When a patient persistently battles an aggressive cancer, T cells gradually lose their ability to kill. Identifying when T cells exhaust and when to employ additional treatments remains a significant challenge for clinicians. But as patients undergoing long-term treatments or those with advanced cancer often suffer from weakness, it becomes increasingly difficult to obtain samples. So researchers lack longitudinal data on T cell dynamics after administering immunotherapies.

Recently, a team of researchers at the University of Pennsylvania Perelman School of Medicine (Penn Medicine) reported a solution in the form of a novel immunotherapy monitoring tool called Cyclone. Upon testing this tool on immune checkpoint therapeutic regimens, the team discovered that a combination of checkpoint inhibitors triggers large waves of immune response in stage IV melanoma patients. These findings, published in Cancer Cell, provide new insights into drug efficacy and may lead to better treatment monitoring strategies in cancer medicine.

“We wanted to create a monitoring tool that helps clinicians understand what is going on in the patient at a precise level, rather than looking at serial CT scans to see if the tumor grew or shrank,” said Kevin Wang, a medical student at Penn Medicine and coauthor of the study. “Clinicians could use these algorithms to personalize therapy and tailor it to each patient.”

Though every patient’s cancer is unique, one common feature is that their T cells become exhausted and peppered with checkpoint proteins.2 These proteins turn off the immune system and prevent it from killing cancer cells. Anti-cytotoxic T-lymphocyte antigen 4 (anti-CTLA-4) and anti-programmed death-1 (anti-PD-1) drugs work by blocking surface checkpoint proteins on T cells. Locking in these drugs at their respective checkpoints is like pulling a foot off the brakes, which helps the immune cells better destroy the cancer cells.

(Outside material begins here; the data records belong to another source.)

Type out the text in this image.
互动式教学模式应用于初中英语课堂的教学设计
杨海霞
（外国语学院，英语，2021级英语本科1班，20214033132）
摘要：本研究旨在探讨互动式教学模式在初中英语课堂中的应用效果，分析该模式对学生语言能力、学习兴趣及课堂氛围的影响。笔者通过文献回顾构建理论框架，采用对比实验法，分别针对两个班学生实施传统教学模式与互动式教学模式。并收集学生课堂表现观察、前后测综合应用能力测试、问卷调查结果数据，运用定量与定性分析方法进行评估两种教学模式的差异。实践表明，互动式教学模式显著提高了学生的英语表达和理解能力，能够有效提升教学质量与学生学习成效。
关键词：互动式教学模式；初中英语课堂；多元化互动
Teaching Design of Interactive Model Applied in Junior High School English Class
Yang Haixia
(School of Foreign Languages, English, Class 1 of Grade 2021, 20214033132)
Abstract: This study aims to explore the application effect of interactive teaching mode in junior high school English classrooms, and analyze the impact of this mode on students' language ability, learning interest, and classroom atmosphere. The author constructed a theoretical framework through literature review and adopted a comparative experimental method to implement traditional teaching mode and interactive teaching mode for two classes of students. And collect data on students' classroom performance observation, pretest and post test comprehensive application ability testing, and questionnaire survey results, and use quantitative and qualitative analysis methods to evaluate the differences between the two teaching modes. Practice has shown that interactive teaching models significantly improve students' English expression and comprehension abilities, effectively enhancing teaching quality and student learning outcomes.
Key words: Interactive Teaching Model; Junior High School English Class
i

Anti-PD-1 and anti-CTLA-4 are common drugs in treating cancers like melanoma. However, timing is critical when deciding whether to use one or both. The research team collected blood and tissue samples from 36 melanoma patients every three weeks before and after checkpoint blockades were administered. The team built reference maps of the expression levels from single-cell RNA and T-cell receptor sequencing to confirm T cell states and track T cell dynamics from week zero to week nine of the treatment schedule. These confirmed differentiated cells and migration patterns were then analyzed on Cyclone to observe T cell responses over time, Wang said.

Patients were divided into subsets and treated with either individual blockades or combination checkpoint blockades. From these data, the researchers discovered that patients in the PD-1 blockade group, who were treated with a CTLA-4 blockade in prior cancer therapy outside of the study, had a dulled immune response compared to patients in the same group with no prior therapy. In fact, Cyclone identified more diverse T cell states in the anti-PD-1 group with no prior treatment.

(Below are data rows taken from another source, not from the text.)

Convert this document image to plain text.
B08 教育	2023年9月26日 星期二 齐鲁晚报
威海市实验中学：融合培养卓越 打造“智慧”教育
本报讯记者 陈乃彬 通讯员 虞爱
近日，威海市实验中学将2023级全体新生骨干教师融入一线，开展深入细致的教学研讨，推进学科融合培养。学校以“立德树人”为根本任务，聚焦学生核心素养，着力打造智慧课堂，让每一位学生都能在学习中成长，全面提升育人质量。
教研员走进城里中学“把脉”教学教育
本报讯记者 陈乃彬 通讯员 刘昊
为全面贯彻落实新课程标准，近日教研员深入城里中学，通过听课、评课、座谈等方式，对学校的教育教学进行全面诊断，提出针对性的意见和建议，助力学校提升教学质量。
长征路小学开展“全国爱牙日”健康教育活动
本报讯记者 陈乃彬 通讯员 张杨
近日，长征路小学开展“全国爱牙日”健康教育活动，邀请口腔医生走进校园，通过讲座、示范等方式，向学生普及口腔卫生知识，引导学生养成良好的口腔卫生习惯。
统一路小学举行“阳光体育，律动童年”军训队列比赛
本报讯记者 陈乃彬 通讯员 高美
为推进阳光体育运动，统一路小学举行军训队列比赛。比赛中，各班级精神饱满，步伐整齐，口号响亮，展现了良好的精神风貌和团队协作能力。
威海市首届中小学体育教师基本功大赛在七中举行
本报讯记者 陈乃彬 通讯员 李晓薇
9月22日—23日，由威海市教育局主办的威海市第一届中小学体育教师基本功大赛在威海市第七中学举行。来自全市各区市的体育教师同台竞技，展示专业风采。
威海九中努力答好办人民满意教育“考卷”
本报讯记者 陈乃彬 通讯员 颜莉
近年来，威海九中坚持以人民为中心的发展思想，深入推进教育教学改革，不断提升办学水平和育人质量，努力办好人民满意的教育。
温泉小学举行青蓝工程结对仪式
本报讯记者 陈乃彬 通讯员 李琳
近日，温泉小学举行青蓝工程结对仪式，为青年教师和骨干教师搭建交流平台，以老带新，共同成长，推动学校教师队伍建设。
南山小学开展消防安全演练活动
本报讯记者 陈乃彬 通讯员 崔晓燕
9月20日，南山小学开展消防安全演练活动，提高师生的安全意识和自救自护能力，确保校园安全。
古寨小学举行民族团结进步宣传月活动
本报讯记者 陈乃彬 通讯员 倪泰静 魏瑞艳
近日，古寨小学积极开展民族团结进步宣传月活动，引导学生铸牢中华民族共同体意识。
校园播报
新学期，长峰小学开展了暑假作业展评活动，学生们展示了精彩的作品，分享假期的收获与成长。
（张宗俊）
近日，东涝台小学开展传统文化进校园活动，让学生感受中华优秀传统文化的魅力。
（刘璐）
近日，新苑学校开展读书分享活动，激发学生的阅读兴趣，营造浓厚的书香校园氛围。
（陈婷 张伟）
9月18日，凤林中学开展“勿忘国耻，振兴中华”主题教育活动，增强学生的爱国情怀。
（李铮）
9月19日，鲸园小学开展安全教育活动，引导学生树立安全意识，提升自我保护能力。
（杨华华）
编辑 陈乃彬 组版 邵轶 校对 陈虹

The research team suspected these results based on reported checkpoint inhibitors’ characteristics and the team’s prior findings on PD-1 blockade in 2017.Anti-PD-1 recruits T cells to the tumor site until no more are available. With anti-CTLA-4 drugs, progenitor T cells are replenished in tissues and lymph nodes, and those cells can differentiate into T cells ready to fight. The accumulation of new progenitor T cells and replenished T cells is called clonal replacement and has been important for turning the tide on many other cancers.4

For the patients who received combination blockade administration, Cyclone measured large, diverse waves of T cell response after six and nine weeks of the combination treatment. The dual checkpoint blockades also demonstrated that CTLA-4 checkpoint blockade maintained a pool of progenitor T cells that were consistently adding to the fight against cancer.

“Anytime you can get real, mathematical synergy between drugs that is biologically explainable, that’s a wonderful finding,” said Panna Sharma, president and chief executive officer of Lantern Pharma, who was not involved in this study. “That means you can give less drugs, have more effective drugs, and everyone can become a winner.”

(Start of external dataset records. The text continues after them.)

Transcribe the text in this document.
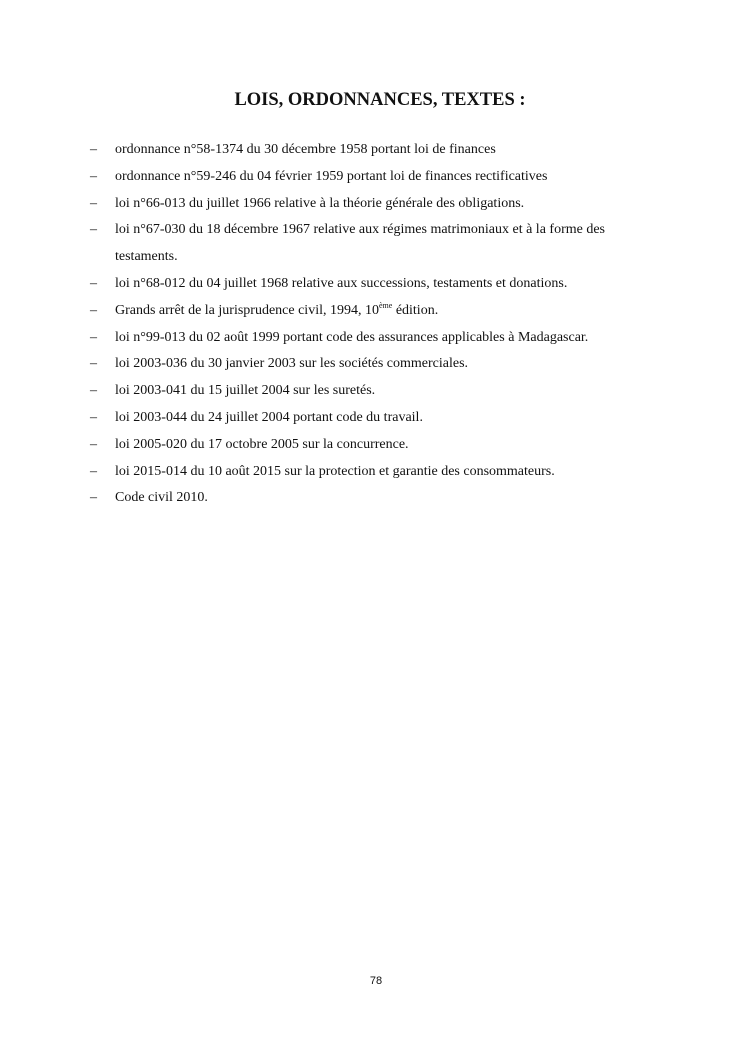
LOIS, ORDONNANCES, TEXTES :
– ordonnance n°58-1374 du 30 décembre 1958 portant loi de finances
– ordonnance n°59-246 du 04 février 1959 portant loi de finances rectificatives
– loi n°66-013 du juillet 1966 relative à la théorie générale des obligations.
– loi n°67-030 du 18 décembre 1967 relative aux régimes matrimoniaux et à la forme des testaments.
– loi n°68-012 du 04 juillet 1968 relative aux successions, testaments et donations.
– Grands arrêt de la jurisprudence civil, 1994, 10ème édition.
– loi n°99-013 du 02 août 1999 portant code des assurances applicables à Madagascar.
– loi 2003-036 du 30 janvier 2003 sur les sociétés commerciales.
– loi 2003-041 du 15 juillet 2004 sur les suretés.
– loi 2003-044 du 24 juillet 2004 portant code du travail.
– loi 2005-020 du 17 octobre 2005 sur la concurrence.
– loi 2015-014 du 10 août 2015 sur la protection et garantie des consommateurs.
– Code civil 2010.
78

Sharma and his team test immunotherapies, such as checkpoint inhibitors, with other drug classes like DNA-damaging molecules to safely and effectively fight cancers.Sharma hopes that unique combination treatments and tools like Cyclone gain more traction with clinicians, who have intimate knowledge of individual patients’ treatment journey.

Wang and Sharma share a similar list of cancers they believe Cyclone could analyze next: non-small cell lung cancer, Merkel cell carcinoma, head and neck squamous cell cancer, and kidney cancer. “We wanted to develop an immune-monitoring tool that could be widely applicable in many other contexts,” Wang said. “So, we can definitely apply Cyclone analyses to different cancers.”

The research team’s future goals are to put Cyclone to the test in neoadjuvant studies, investigate epigenetic states, and assess new combination drugs, such as targets for PD-1 and lymphocyte activation gene-3. “There is a lot of room to expand Cyclone to precisely observe the immune response from many angles,” Wang said.